Nelle discoteche spagnole se vinci la riffa ti rifai il seno

MadridÈ l'ultimo sintomo della febbre di Senza tette non c'è paradiso ed è appena sbarcato in Europa: sono i sorteggi di plastiche al seno in discoteca. Anche in Spagna infatti è comparsa la prima sala da ballo che, per ingrossare il numero dei suoi clienti, non ha esitato a mettere in palio un bonus per rifarsi i seni in una clinica di prestigio, rinunciando all'obsoleta idea di puntare su un dj famoso, magari venuto da Chicago o Berlino, per vedere la fila fuori dal locale. Proprio come nel romanzo del colombiano Gustavo Bolívar, Sin tetas non hay paraíso, (uscito in Italia da Rizzoli) le ragazze che andranno in discoteca sono attirate dall'idea di vincere la desiderata operazione al seno, la sola capace di cambiare il loro destino. E poco importa che i medici avvertano del pericolo di mischiare divertimento e medicina o che la fortunata abbia sì e no diciotto anni.
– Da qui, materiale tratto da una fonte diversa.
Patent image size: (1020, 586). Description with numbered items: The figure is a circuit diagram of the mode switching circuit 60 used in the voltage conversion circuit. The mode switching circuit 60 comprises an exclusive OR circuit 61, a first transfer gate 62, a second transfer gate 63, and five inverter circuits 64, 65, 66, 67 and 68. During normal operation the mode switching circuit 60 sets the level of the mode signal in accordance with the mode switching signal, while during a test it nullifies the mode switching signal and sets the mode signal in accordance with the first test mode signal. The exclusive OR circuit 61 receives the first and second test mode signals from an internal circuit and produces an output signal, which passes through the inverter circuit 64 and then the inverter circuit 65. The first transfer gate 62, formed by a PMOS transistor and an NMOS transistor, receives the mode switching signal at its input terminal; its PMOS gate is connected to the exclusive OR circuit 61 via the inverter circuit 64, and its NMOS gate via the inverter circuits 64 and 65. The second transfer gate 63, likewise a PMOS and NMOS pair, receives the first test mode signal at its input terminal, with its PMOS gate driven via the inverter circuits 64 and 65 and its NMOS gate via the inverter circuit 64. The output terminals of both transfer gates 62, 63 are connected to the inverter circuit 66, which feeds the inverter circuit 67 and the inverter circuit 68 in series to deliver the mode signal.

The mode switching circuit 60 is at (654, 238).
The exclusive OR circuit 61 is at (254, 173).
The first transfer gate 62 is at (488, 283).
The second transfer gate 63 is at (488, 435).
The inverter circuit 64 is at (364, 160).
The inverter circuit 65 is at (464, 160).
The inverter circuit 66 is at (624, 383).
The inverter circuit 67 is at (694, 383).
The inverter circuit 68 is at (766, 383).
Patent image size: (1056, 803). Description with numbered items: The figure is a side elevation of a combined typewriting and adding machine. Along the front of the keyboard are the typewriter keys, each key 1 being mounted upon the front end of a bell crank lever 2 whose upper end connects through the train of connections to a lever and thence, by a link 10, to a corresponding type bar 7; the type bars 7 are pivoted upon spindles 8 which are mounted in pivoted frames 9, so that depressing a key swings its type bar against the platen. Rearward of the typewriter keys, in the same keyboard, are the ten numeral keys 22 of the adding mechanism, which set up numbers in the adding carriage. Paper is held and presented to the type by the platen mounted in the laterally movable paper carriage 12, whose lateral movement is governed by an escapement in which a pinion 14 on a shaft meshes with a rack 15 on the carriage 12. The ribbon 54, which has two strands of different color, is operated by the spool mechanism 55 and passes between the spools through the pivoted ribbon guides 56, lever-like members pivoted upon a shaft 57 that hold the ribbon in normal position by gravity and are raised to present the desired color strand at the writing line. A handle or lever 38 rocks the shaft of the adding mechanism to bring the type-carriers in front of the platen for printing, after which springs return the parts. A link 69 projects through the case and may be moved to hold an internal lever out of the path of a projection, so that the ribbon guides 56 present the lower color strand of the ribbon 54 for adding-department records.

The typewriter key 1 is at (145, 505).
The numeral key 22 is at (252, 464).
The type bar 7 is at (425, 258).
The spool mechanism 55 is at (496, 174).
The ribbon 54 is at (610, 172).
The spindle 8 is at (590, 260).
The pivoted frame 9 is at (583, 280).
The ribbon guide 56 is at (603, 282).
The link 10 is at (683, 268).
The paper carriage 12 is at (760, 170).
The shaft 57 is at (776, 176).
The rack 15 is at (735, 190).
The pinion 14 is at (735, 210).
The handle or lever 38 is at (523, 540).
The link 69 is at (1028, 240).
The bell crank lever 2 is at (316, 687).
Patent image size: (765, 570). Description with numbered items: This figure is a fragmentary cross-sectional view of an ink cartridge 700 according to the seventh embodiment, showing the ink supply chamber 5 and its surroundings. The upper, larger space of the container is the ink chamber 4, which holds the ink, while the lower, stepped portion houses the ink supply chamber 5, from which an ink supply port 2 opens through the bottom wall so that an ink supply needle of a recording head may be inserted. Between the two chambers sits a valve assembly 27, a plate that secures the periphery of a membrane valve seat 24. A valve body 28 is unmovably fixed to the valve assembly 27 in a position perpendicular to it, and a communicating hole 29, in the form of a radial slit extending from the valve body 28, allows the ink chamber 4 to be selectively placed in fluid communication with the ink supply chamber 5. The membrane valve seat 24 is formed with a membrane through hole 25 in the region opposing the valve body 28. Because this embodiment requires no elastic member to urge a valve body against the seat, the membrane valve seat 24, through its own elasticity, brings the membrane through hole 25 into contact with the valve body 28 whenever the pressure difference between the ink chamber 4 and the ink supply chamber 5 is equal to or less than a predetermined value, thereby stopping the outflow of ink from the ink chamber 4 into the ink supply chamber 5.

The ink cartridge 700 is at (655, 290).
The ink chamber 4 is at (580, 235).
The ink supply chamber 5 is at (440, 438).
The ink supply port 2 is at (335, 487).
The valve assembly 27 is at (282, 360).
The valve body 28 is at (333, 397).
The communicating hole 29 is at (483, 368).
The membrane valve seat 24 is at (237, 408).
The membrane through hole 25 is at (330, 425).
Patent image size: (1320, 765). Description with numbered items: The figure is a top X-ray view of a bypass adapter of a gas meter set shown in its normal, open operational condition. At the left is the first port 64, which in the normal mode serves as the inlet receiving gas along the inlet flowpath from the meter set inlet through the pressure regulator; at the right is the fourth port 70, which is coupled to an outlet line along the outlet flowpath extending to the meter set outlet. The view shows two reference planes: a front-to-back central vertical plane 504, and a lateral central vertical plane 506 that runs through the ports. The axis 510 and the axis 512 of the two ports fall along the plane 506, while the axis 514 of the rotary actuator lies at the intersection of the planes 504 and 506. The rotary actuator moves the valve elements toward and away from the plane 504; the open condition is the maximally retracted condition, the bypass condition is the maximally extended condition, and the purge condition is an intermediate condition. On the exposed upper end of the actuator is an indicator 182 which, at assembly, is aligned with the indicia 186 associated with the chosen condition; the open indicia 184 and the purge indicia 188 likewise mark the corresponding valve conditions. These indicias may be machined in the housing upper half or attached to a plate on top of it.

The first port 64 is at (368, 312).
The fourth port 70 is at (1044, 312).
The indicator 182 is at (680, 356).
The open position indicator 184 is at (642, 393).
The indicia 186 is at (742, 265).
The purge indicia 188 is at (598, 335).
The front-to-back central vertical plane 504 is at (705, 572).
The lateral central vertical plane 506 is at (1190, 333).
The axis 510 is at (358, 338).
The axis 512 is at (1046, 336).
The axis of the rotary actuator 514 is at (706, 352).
Il fenomeno delle discoteche al silicone è scoppiato poco tempo fa in America latina e spopola soprattutto in Argentina, dove le feste Quiero mis lolas (letteralmente: «Voglio le mie tette») sono ormai comuni sia in provincia che a Buenos Aires. Il fenomeno è sbarcato anche sulle rive del Mediterraneo, a Valencia, famosa meta discotecara, dove la sala Pachá ha deciso di imitare i colleghi argentini. Così era nata la serata Pretty Woman, che offriva nientemeno che un bonus di 4.500 euro alla ragazza vincitrice dell'estrazione: «Compra il tuo biglietto ed entra a far parte del sorteggio di una plastica al seno».
Proprio la cristallinità del messaggio ha però creato una polemica che ha mobilitato prima il comune (Pp), poi la regione (Pp) per arrivare fino al ministro della salute (Psoe), tutti pronti a sanzionare il locale se non avesse ritirato la controversa offerta. Il proprietario ha prima rimodellato il cartellone pubblicitario - citando un più criptico «bonus per estetica» - e ha temporeggiato, fino a ieri, quando ha deciso di annullare la serata, prevista per il 5 dicembre.
In un paese dove l'adattamento tv di Senza tette non c'è paradiso è divenuta un fenomeno popolare, c'è però da stare sicuri che una proposta simile riemergerà. Dopo il successo in Colombia della prima serie, uscita nel 2006, Telecinco ha lanciato quest'anno l'adattamento spagnolo, subito diventato il più popolare della tv, con 4 milioni di spettatori per puntata e uno share del 20%. Rispetto alla serie colombiana quella spagnola è un po' più light. La protagonista - che nell'originale sceglie di aumentarsi i seni per ingraziarsi un malvivente locale e accedere al potere e ai soldi - nella fiction spagnola fa tutto per amore e in una realtà più borghese di quella di quartiere periferico colombiano.
La sostanza però non cambia, e la protagonista sembra essere sempre la desiderata plastica. Un canone di valori che non è sfuggito ai gestori dei locali, pronti a lanciare sorteggi che attraggono fiumi di ragazze - a loro volta esche per l'altro sesso - che finiscono per riempire le discoteche. Mentre si aspetta l'adattamento italiano, resta ora da vedere se anche da noi le discoteche creeranno serate Voglio le mie tette per sfuggire alla crisi. E rivedere i locali pieni.